Enfin, la prime pour l'achat d'un vélo à assistance électrique a tout simplement disparu, alors qu'il s'agissait d'une alternative sérieuse à la voiture individuelle en milieu périurbain, à l'heure où la nécessité de chasser la voiture hors des centres congestionnés semble faire consensus. C'est dommage.

En ce qui concerne l'efficacité énergétique des bâtiments, nous saluons le maintien du crédit d'impôt pour la transition énergétique et la généralisation du chèque énergie, qu'il conviendra toutefois de largement revaloriser, au regard de la part toujours plus grande que représentent l'énergie et le chauffage pour les ménages les plus modestes.

Nous nous posons également des questions quant aux crédits dévolus à l'Agence nationale de l'habitat – ANAH – qui, s'ils croissent de 110 millions d'euros, nous paraissent peu ambitieux au regard de l'engagement présidentiel de rénover 75 000 logements par an. Dans ces conditions, on voit mal comment l'ANAH viendrait se déployer dans les outre-mer, comme cela est annoncé par votre collègue de la rue Oudinot, monsieur le secrétaire d'État, et compenser ainsi la baisse drastique des crédits alloués à la rénovation des bâtiments dans nos territoires, qui émargent pour l'instant à la ligne budgétaire unique.

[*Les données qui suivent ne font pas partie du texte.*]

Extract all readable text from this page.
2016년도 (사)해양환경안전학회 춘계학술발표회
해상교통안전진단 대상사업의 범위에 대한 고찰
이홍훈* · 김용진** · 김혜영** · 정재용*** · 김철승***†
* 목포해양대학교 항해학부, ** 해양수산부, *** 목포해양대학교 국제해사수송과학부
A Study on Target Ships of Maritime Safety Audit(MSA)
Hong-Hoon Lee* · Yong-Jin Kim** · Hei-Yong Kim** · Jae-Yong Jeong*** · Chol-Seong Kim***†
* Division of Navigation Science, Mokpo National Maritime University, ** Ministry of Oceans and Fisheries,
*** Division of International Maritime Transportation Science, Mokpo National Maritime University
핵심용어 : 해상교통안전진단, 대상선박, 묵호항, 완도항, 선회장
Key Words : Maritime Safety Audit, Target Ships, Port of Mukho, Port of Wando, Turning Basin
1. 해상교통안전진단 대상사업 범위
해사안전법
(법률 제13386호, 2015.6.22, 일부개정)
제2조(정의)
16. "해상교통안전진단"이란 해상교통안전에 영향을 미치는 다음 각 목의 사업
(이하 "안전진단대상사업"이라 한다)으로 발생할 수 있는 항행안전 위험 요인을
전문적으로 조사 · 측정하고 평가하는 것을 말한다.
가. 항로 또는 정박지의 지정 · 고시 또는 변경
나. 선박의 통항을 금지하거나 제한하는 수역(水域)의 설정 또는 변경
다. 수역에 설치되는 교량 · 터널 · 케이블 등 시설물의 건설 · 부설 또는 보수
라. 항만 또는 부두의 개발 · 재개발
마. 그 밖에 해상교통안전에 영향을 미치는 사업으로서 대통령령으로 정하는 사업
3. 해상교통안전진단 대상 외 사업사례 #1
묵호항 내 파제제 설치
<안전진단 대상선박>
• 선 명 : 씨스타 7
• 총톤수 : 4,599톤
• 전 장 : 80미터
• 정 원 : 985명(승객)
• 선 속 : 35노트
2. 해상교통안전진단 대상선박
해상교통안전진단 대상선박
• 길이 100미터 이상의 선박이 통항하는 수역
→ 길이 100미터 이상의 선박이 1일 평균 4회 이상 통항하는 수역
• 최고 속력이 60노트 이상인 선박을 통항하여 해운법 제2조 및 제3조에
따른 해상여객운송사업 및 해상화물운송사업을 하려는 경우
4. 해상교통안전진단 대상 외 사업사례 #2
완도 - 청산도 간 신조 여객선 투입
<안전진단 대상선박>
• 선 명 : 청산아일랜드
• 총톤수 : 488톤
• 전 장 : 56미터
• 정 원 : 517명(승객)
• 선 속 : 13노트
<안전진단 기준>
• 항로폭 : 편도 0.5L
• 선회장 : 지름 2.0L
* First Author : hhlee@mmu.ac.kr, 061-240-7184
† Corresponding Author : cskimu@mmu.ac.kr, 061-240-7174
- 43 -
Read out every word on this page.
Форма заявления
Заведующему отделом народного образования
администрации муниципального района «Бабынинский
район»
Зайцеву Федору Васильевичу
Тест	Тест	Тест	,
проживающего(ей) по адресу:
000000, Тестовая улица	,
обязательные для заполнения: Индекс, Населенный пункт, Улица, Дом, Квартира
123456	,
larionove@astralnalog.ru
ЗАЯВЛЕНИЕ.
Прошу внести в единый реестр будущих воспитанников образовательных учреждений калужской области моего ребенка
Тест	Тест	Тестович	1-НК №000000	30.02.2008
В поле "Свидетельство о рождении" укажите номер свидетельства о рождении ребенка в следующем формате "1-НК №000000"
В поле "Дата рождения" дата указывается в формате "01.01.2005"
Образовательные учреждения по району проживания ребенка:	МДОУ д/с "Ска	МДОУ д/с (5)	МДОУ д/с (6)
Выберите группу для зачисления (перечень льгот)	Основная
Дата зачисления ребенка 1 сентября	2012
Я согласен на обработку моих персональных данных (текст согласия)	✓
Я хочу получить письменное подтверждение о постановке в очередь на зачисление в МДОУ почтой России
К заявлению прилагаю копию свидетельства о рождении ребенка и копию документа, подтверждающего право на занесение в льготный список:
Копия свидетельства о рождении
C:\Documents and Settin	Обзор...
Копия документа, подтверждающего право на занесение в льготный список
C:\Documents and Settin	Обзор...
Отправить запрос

Permettez également que je regrette votre volte-face sur l'élargissement de la taxe sur les transactions financières aux opérations infrajournalières, que nous avions voté à l'unanimité l'an dernier et qui aurait pu rapporter entre 2 et 4 milliards d'euros supplémentaires, ce qui n'est pas négligeable par ces temps de disette budgétaire, vous en conviendrez sûrement.

Vous l'aurez compris, monsieur le secrétaire d'État, les députés du groupe de la Gauche démocrate et républicaine ne pourront vous soutenir sur cette mission budgétaire, qui n'est définitivement pas à la hauteur des ambitions que vous affichez.

Pour terminer, je veux vous dire à quel point je me félicite de l'adoption par le Sénat d'un amendement défendu par votre majorité, qui adapte votre projet de loi relatif aux hydrocarbures aux exigences institutionnelles guyanaises. Nul doute que nous pourrons, dans ces conditions, poursuivre le débat de façon plus sereine très prochainement dans cet hémicycle.